Au cours de l’émission Controverse de ce week-end, M. Olivier Deleuze s’est mis à rêver tout haut d’une Belgique sans fraude fiscale. « Avec 9 milliards d’euros, on peut faire des choses énormes et extraordinaires! » a-t-il déclaré avant d’énumérer son catalogue de bonnes intentions. À l’entendre, tous les problèmes belges seraient résolus grâce à cette cagnotte miraculeuse de 9 milliards annuels. Étonnamment, aucun des autres parlementaires sur le plateau ne semble avoir pris conscience des ordres de grandeur dont il est question. 9 milliards, en fait, ce n’est pas grand-chose! 9 milliards, ça correspond seulement au montant du déficit annuel prévu par le budget 2013 qu’ils viennent de voter. En pratique, c’est juste la somme dont la Belgique aurait besoin pour assurer ses dépenses actuelles sans en faire porter la charge par les générations futures.

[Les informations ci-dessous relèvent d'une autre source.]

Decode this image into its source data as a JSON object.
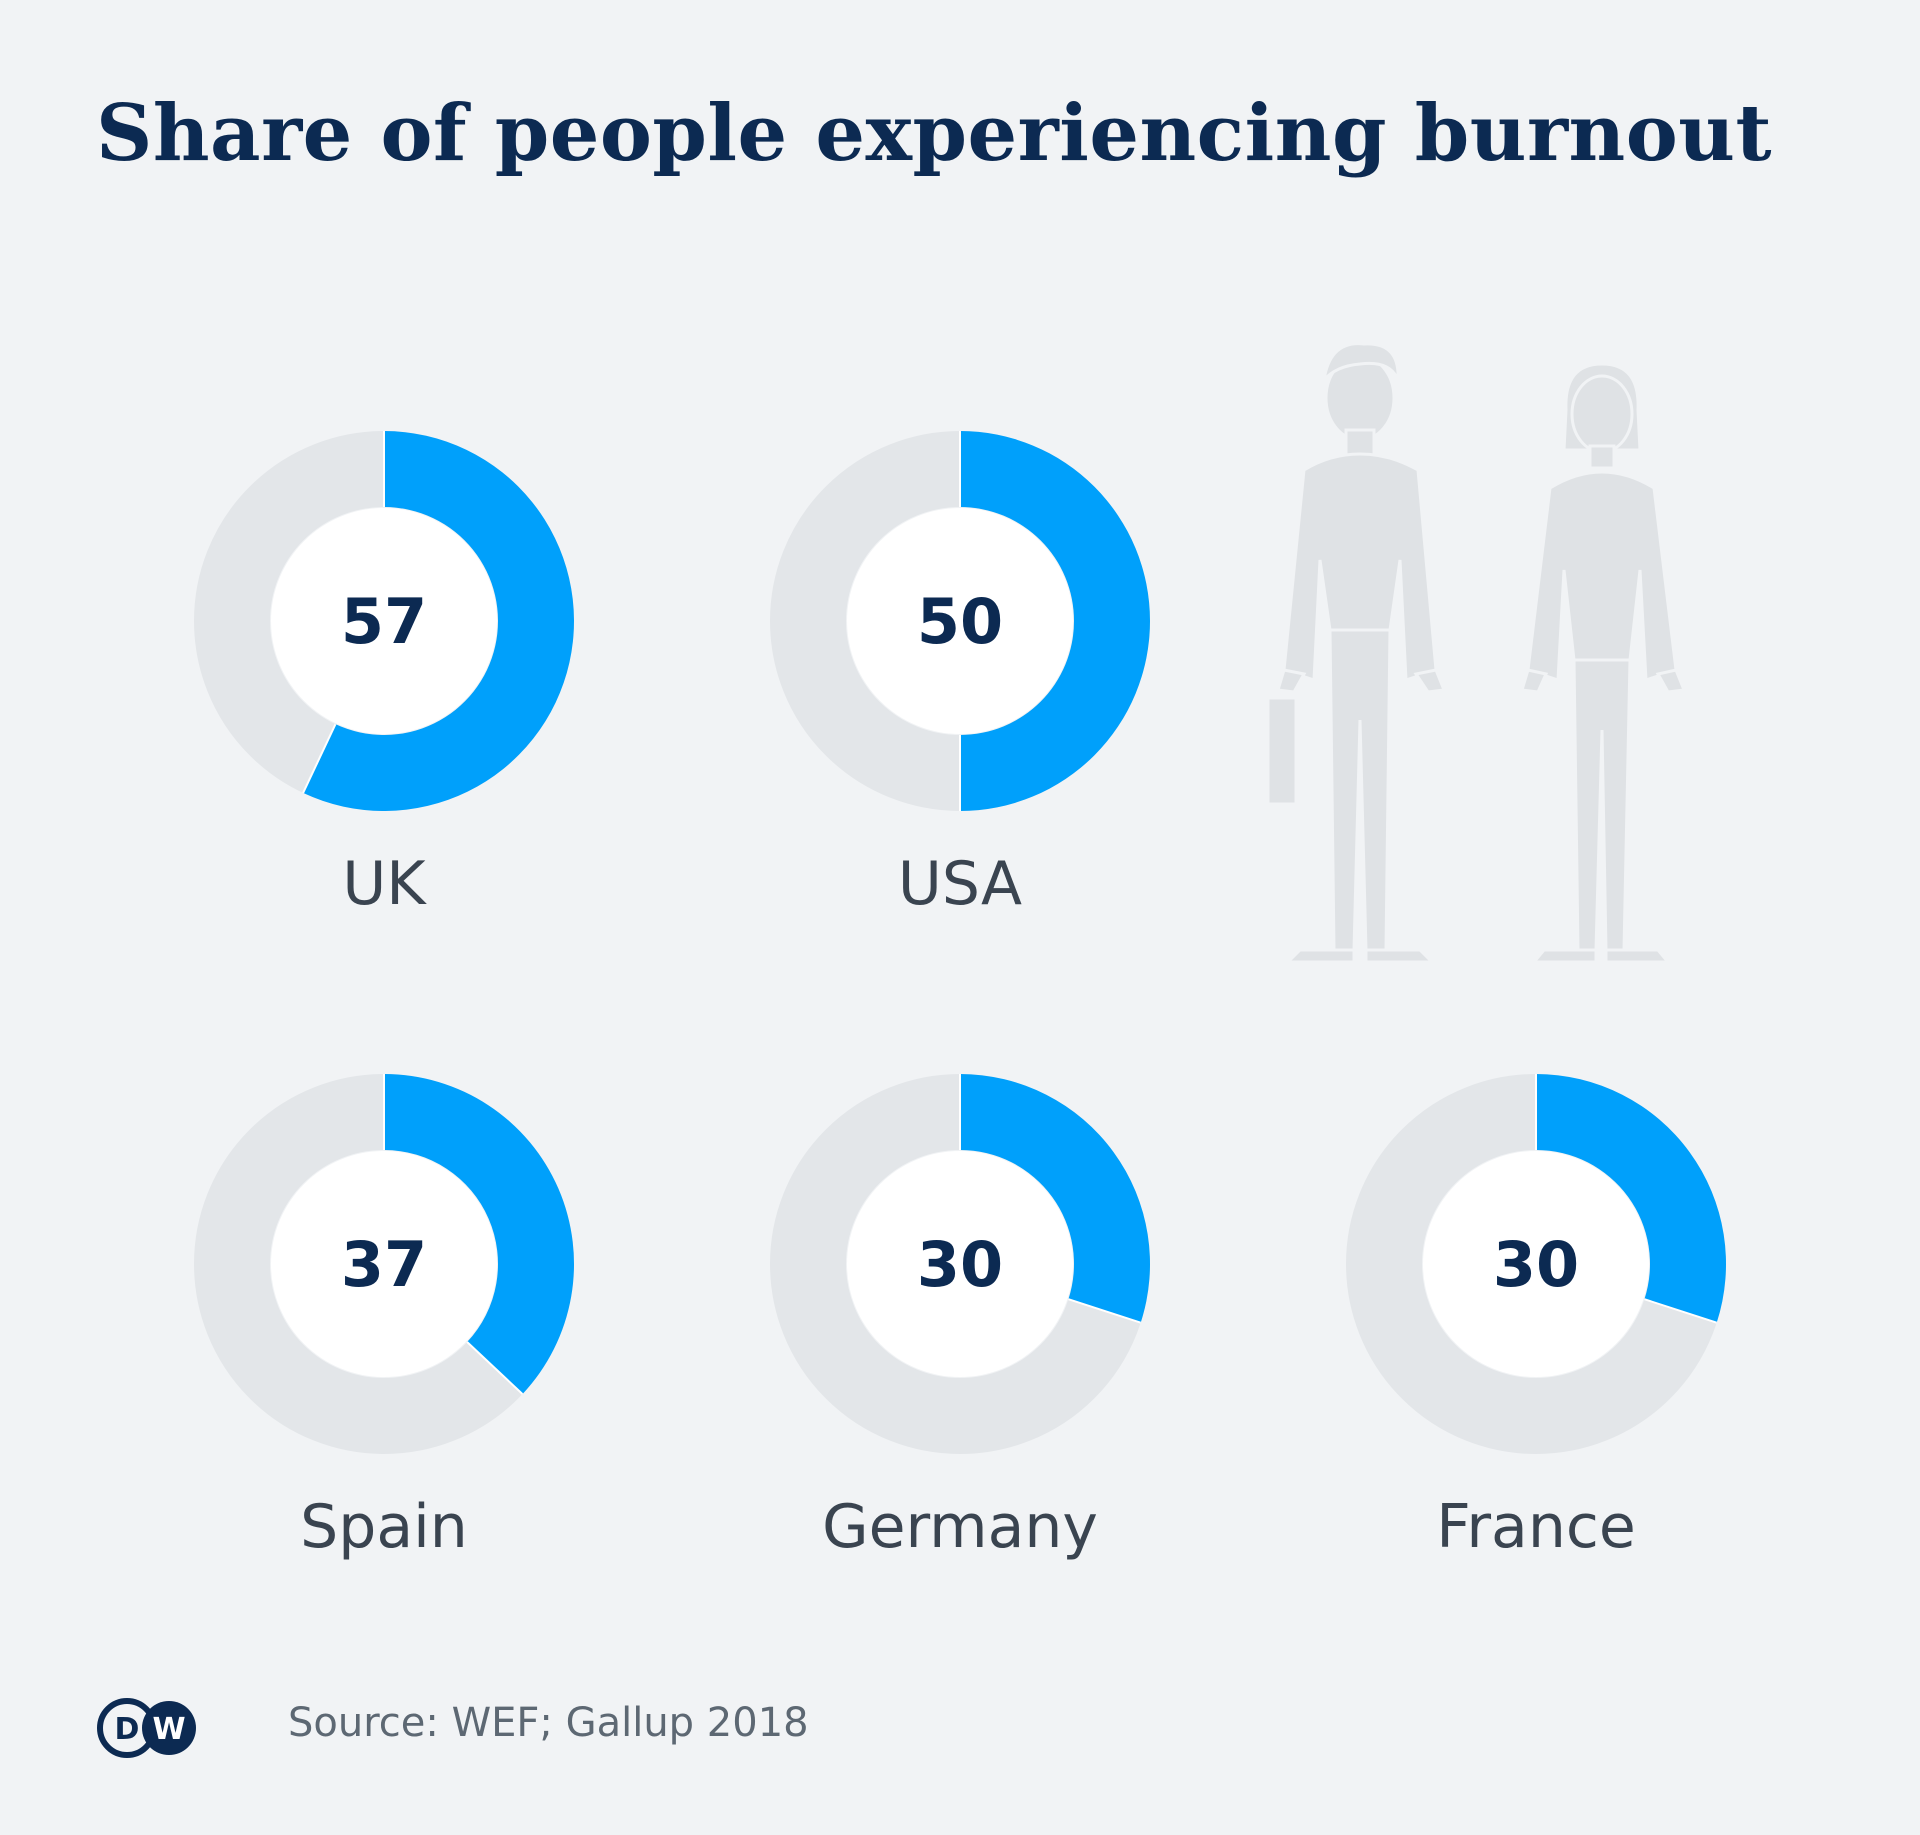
{
  "title": "Share of  people experiencing burnout",
  "source": "Source: WEF; Gallup 2018",
  "logo": {
    "text": "DW",
    "letter_d": "D",
    "letter_w": "W"
  },
  "colors": {
    "background": "#f1f3f5",
    "accent": "#00a0fb",
    "track": "#e3e6e9",
    "text_dark": "#0c2a52",
    "text_label": "#3a4450",
    "figure": "#dfe2e5"
  },
  "chart_data": {
    "type": "pie",
    "unit": "",
    "max": 100,
    "categories": [
      "UK",
      "USA",
      "Spain",
      "Germany",
      "France"
    ],
    "values": [
      57,
      50,
      37,
      30,
      30
    ],
    "labels": [
      "57",
      "50",
      "37",
      "30",
      "30"
    ]
  }
}
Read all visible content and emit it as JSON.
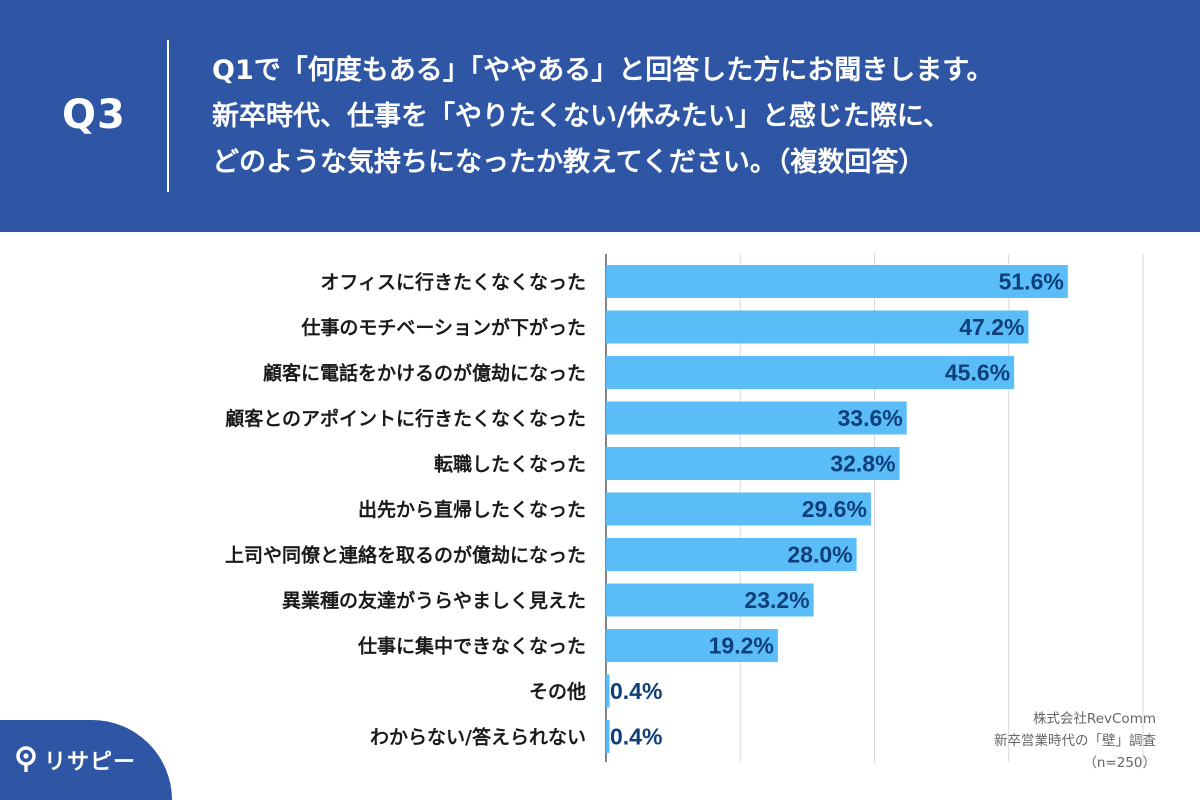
{
  "header": {
    "q_label": "Q3",
    "question_lines": [
      "Q1で「何度もある」「ややある」と回答した方にお聞きします。",
      "新卒時代、仕事を「やりたくない/休みたい」と感じた際に、",
      "どのような気持ちになったか教えてください。（複数回答）"
    ]
  },
  "chart_data": {
    "type": "bar",
    "orientation": "horizontal",
    "title": "",
    "xlabel": "",
    "ylabel": "",
    "xlim": [
      0,
      100
    ],
    "grid": true,
    "categories": [
      "オフィスに行きたくなくなった",
      "仕事のモチベーションが下がった",
      "顧客に電話をかけるのが億劫になった",
      "顧客とのアポイントに行きたくなくなった",
      "転職したくなった",
      "出先から直帰したくなった",
      "上司や同僚と連絡を取るのが億劫になった",
      "異業種の友達がうらやましく見えた",
      "仕事に集中できなくなった",
      "その他",
      "わからない/答えられない"
    ],
    "values": [
      51.6,
      47.2,
      45.6,
      33.6,
      32.8,
      29.6,
      28.0,
      23.2,
      19.2,
      0.4,
      0.4
    ],
    "value_labels": [
      "51.6%",
      "47.2%",
      "45.6%",
      "33.6%",
      "32.8%",
      "29.6%",
      "28.0%",
      "23.2%",
      "19.2%",
      "0.4%",
      "0.4%"
    ],
    "bar_color": "#5bbdf8"
  },
  "credit": {
    "company": "株式会社RevComm",
    "survey": "新卒営業時代の「壁」調査",
    "sample": "（n=250）"
  },
  "logo": {
    "text": "リサピー"
  },
  "colors": {
    "background": "#2f56a4",
    "bar": "#5bbdf8",
    "value_text": "#0f3f7a",
    "grid": "#d9d9d9"
  }
}
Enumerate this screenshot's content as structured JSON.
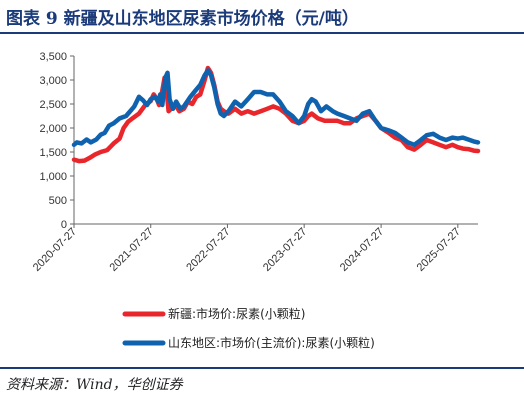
{
  "title": "图表 9 新疆及山东地区尿素市场价格（元/吨）",
  "source": "资料来源：Wind，华创证券",
  "chart_data": {
    "type": "line",
    "title": "",
    "xlabel": "",
    "ylabel": "",
    "ylim": [
      0,
      3500
    ],
    "yticks": [
      0,
      500,
      1000,
      1500,
      2000,
      2500,
      3000,
      3500
    ],
    "xlim": [
      "2020-07-27",
      "2025-10-31"
    ],
    "xticks": [
      "2020-07-27",
      "2021-07-27",
      "2022-07-27",
      "2023-07-27",
      "2024-07-27",
      "2025-07-27"
    ],
    "grid": false,
    "legend_position": "bottom",
    "series": [
      {
        "name": "新疆:市场价:尿素(小颗粒)",
        "color": "#e8262b",
        "points": [
          [
            "2020-07-27",
            1340
          ],
          [
            "2020-08-20",
            1310
          ],
          [
            "2020-09-15",
            1320
          ],
          [
            "2020-10-10",
            1380
          ],
          [
            "2020-11-05",
            1450
          ],
          [
            "2020-12-01",
            1500
          ],
          [
            "2021-01-01",
            1540
          ],
          [
            "2021-02-01",
            1680
          ],
          [
            "2021-03-01",
            1780
          ],
          [
            "2021-03-20",
            2000
          ],
          [
            "2021-04-10",
            2130
          ],
          [
            "2021-05-01",
            2200
          ],
          [
            "2021-06-01",
            2300
          ],
          [
            "2021-07-01",
            2480
          ],
          [
            "2021-07-27",
            2560
          ],
          [
            "2021-08-10",
            2700
          ],
          [
            "2021-08-25",
            2600
          ],
          [
            "2021-09-05",
            2480
          ],
          [
            "2021-09-15",
            2650
          ],
          [
            "2021-10-01",
            3050
          ],
          [
            "2021-10-10",
            2800
          ],
          [
            "2021-10-20",
            2350
          ],
          [
            "2021-11-01",
            2400
          ],
          [
            "2021-11-20",
            2500
          ],
          [
            "2021-12-10",
            2350
          ],
          [
            "2022-01-01",
            2400
          ],
          [
            "2022-01-20",
            2550
          ],
          [
            "2022-02-10",
            2500
          ],
          [
            "2022-03-01",
            2650
          ],
          [
            "2022-03-20",
            2700
          ],
          [
            "2022-04-10",
            3000
          ],
          [
            "2022-04-25",
            3250
          ],
          [
            "2022-05-10",
            3150
          ],
          [
            "2022-05-25",
            2900
          ],
          [
            "2022-06-10",
            2550
          ],
          [
            "2022-06-25",
            2400
          ],
          [
            "2022-07-10",
            2350
          ],
          [
            "2022-08-01",
            2300
          ],
          [
            "2022-09-01",
            2400
          ],
          [
            "2022-10-01",
            2300
          ],
          [
            "2022-11-01",
            2350
          ],
          [
            "2022-12-01",
            2300
          ],
          [
            "2023-01-01",
            2350
          ],
          [
            "2023-02-01",
            2400
          ],
          [
            "2023-03-01",
            2450
          ],
          [
            "2023-04-01",
            2400
          ],
          [
            "2023-05-01",
            2300
          ],
          [
            "2023-06-01",
            2150
          ],
          [
            "2023-07-01",
            2100
          ],
          [
            "2023-07-27",
            2150
          ],
          [
            "2023-08-15",
            2250
          ],
          [
            "2023-09-01",
            2300
          ],
          [
            "2023-10-01",
            2200
          ],
          [
            "2023-11-01",
            2150
          ],
          [
            "2023-12-01",
            2150
          ],
          [
            "2024-01-01",
            2150
          ],
          [
            "2024-02-01",
            2100
          ],
          [
            "2024-03-01",
            2100
          ],
          [
            "2024-04-01",
            2200
          ],
          [
            "2024-05-01",
            2250
          ],
          [
            "2024-06-01",
            2300
          ],
          [
            "2024-07-01",
            2150
          ],
          [
            "2024-07-27",
            2000
          ],
          [
            "2024-09-01",
            1900
          ],
          [
            "2024-10-01",
            1800
          ],
          [
            "2024-11-01",
            1750
          ],
          [
            "2024-12-01",
            1600
          ],
          [
            "2025-01-01",
            1550
          ],
          [
            "2025-02-01",
            1650
          ],
          [
            "2025-03-01",
            1750
          ],
          [
            "2025-04-01",
            1700
          ],
          [
            "2025-05-01",
            1650
          ],
          [
            "2025-06-01",
            1600
          ],
          [
            "2025-07-01",
            1650
          ],
          [
            "2025-07-27",
            1600
          ],
          [
            "2025-08-20",
            1570
          ],
          [
            "2025-09-15",
            1560
          ],
          [
            "2025-10-10",
            1530
          ],
          [
            "2025-10-31",
            1520
          ]
        ]
      },
      {
        "name": "山东地区:市场价(主流价):尿素(小颗粒)",
        "color": "#0f62ae",
        "points": [
          [
            "2020-07-27",
            1650
          ],
          [
            "2020-08-10",
            1700
          ],
          [
            "2020-09-01",
            1680
          ],
          [
            "2020-09-25",
            1760
          ],
          [
            "2020-10-15",
            1700
          ],
          [
            "2020-11-10",
            1760
          ],
          [
            "2020-12-01",
            1860
          ],
          [
            "2020-12-20",
            1900
          ],
          [
            "2021-01-10",
            2050
          ],
          [
            "2021-02-01",
            2100
          ],
          [
            "2021-03-01",
            2200
          ],
          [
            "2021-04-01",
            2250
          ],
          [
            "2021-05-10",
            2450
          ],
          [
            "2021-06-01",
            2650
          ],
          [
            "2021-06-20",
            2580
          ],
          [
            "2021-07-10",
            2480
          ],
          [
            "2021-07-27",
            2600
          ],
          [
            "2021-08-15",
            2650
          ],
          [
            "2021-09-01",
            2550
          ],
          [
            "2021-09-10",
            2700
          ],
          [
            "2021-09-20",
            2480
          ],
          [
            "2021-10-05",
            3050
          ],
          [
            "2021-10-15",
            3150
          ],
          [
            "2021-10-25",
            2600
          ],
          [
            "2021-11-10",
            2400
          ],
          [
            "2021-11-25",
            2550
          ],
          [
            "2021-12-15",
            2400
          ],
          [
            "2022-01-01",
            2450
          ],
          [
            "2022-02-01",
            2650
          ],
          [
            "2022-03-01",
            2800
          ],
          [
            "2022-03-20",
            2900
          ],
          [
            "2022-04-10",
            3100
          ],
          [
            "2022-04-25",
            3200
          ],
          [
            "2022-05-10",
            3100
          ],
          [
            "2022-05-25",
            2850
          ],
          [
            "2022-06-10",
            2500
          ],
          [
            "2022-06-25",
            2300
          ],
          [
            "2022-07-10",
            2250
          ],
          [
            "2022-08-01",
            2350
          ],
          [
            "2022-09-01",
            2550
          ],
          [
            "2022-10-01",
            2450
          ],
          [
            "2022-11-01",
            2600
          ],
          [
            "2022-12-01",
            2750
          ],
          [
            "2023-01-01",
            2750
          ],
          [
            "2023-02-01",
            2700
          ],
          [
            "2023-03-01",
            2700
          ],
          [
            "2023-04-01",
            2550
          ],
          [
            "2023-05-01",
            2350
          ],
          [
            "2023-06-01",
            2250
          ],
          [
            "2023-07-01",
            2100
          ],
          [
            "2023-07-27",
            2250
          ],
          [
            "2023-08-15",
            2500
          ],
          [
            "2023-09-01",
            2600
          ],
          [
            "2023-09-20",
            2550
          ],
          [
            "2023-10-15",
            2350
          ],
          [
            "2023-11-10",
            2450
          ],
          [
            "2023-12-10",
            2350
          ],
          [
            "2024-01-01",
            2300
          ],
          [
            "2024-02-01",
            2250
          ],
          [
            "2024-03-01",
            2200
          ],
          [
            "2024-04-01",
            2150
          ],
          [
            "2024-05-01",
            2300
          ],
          [
            "2024-06-01",
            2350
          ],
          [
            "2024-07-01",
            2150
          ],
          [
            "2024-07-27",
            2000
          ],
          [
            "2024-09-01",
            1950
          ],
          [
            "2024-10-01",
            1900
          ],
          [
            "2024-11-01",
            1800
          ],
          [
            "2024-12-01",
            1700
          ],
          [
            "2025-01-01",
            1650
          ],
          [
            "2025-02-01",
            1750
          ],
          [
            "2025-03-01",
            1850
          ],
          [
            "2025-04-01",
            1880
          ],
          [
            "2025-05-01",
            1800
          ],
          [
            "2025-06-01",
            1750
          ],
          [
            "2025-07-01",
            1800
          ],
          [
            "2025-07-27",
            1780
          ],
          [
            "2025-08-20",
            1800
          ],
          [
            "2025-09-15",
            1760
          ],
          [
            "2025-10-10",
            1720
          ],
          [
            "2025-10-31",
            1700
          ]
        ]
      }
    ]
  }
}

Mais l’attitude des hommes et femmes politiques réunis ce dimanche-là sur les plateaux de RTL-TVI est symptomatique des problèmes structurels que connaît notre pays. Alors qu’ils n’ont pas encore touché le premier euro d’un hypothétique renforcement des contrôles fiscaux, ils disposent déjà d’une liste sans fin de dépenses supplémentaires à financer. D’évidence, récupérer les impôts éludés n’aurait aucune influence sur l’état de nos finances publiques ou sur nos taux d’imposition. Les gouvernements trouveront toujours un bon prétexte pour dépenser ces nouvelles recettes et la situation du contribuable ordinaire n’en serait en rien changée. Il ne faut donc pas s’étonner que 70 % des Belges se soient déclarés solidaires des fraudeurs. Personne n’est dupe et chacun se rend bien compte que ce que l’État ne parvient pas à faire aujourd’hui avec 200 milliards de recettes, il n’y arrivera pas mieux demain avec 209 milliards.

À l’analyse, la lutte contre la fraude fiscale sert aujourd’hui de porte d’entrée à toutes les velléités de contrôle des pouvoirs publics. Depuis le fichage systématique des contribuables jusqu’à l’incitation à la délation, elle est prétexte à tous les empiétements sur les droits individuels. Aujourd’hui, la droite propose même d’inverser la charge de la preuve en matière fiscale sans se soucier de l’importance fondamentale de la présomption d’innocence dans tout système juridique démocratique. On se doit d’être choqué par la désinvolture avec laquelle les réformateurs balayent du revers de la main ce principe libéral au coeur de notre système juridique. Mais il faut comprendre qu’ils s’intègrent dans le mouvement plus large du tout-à-l’impôt qui domine la classe politique actuelle.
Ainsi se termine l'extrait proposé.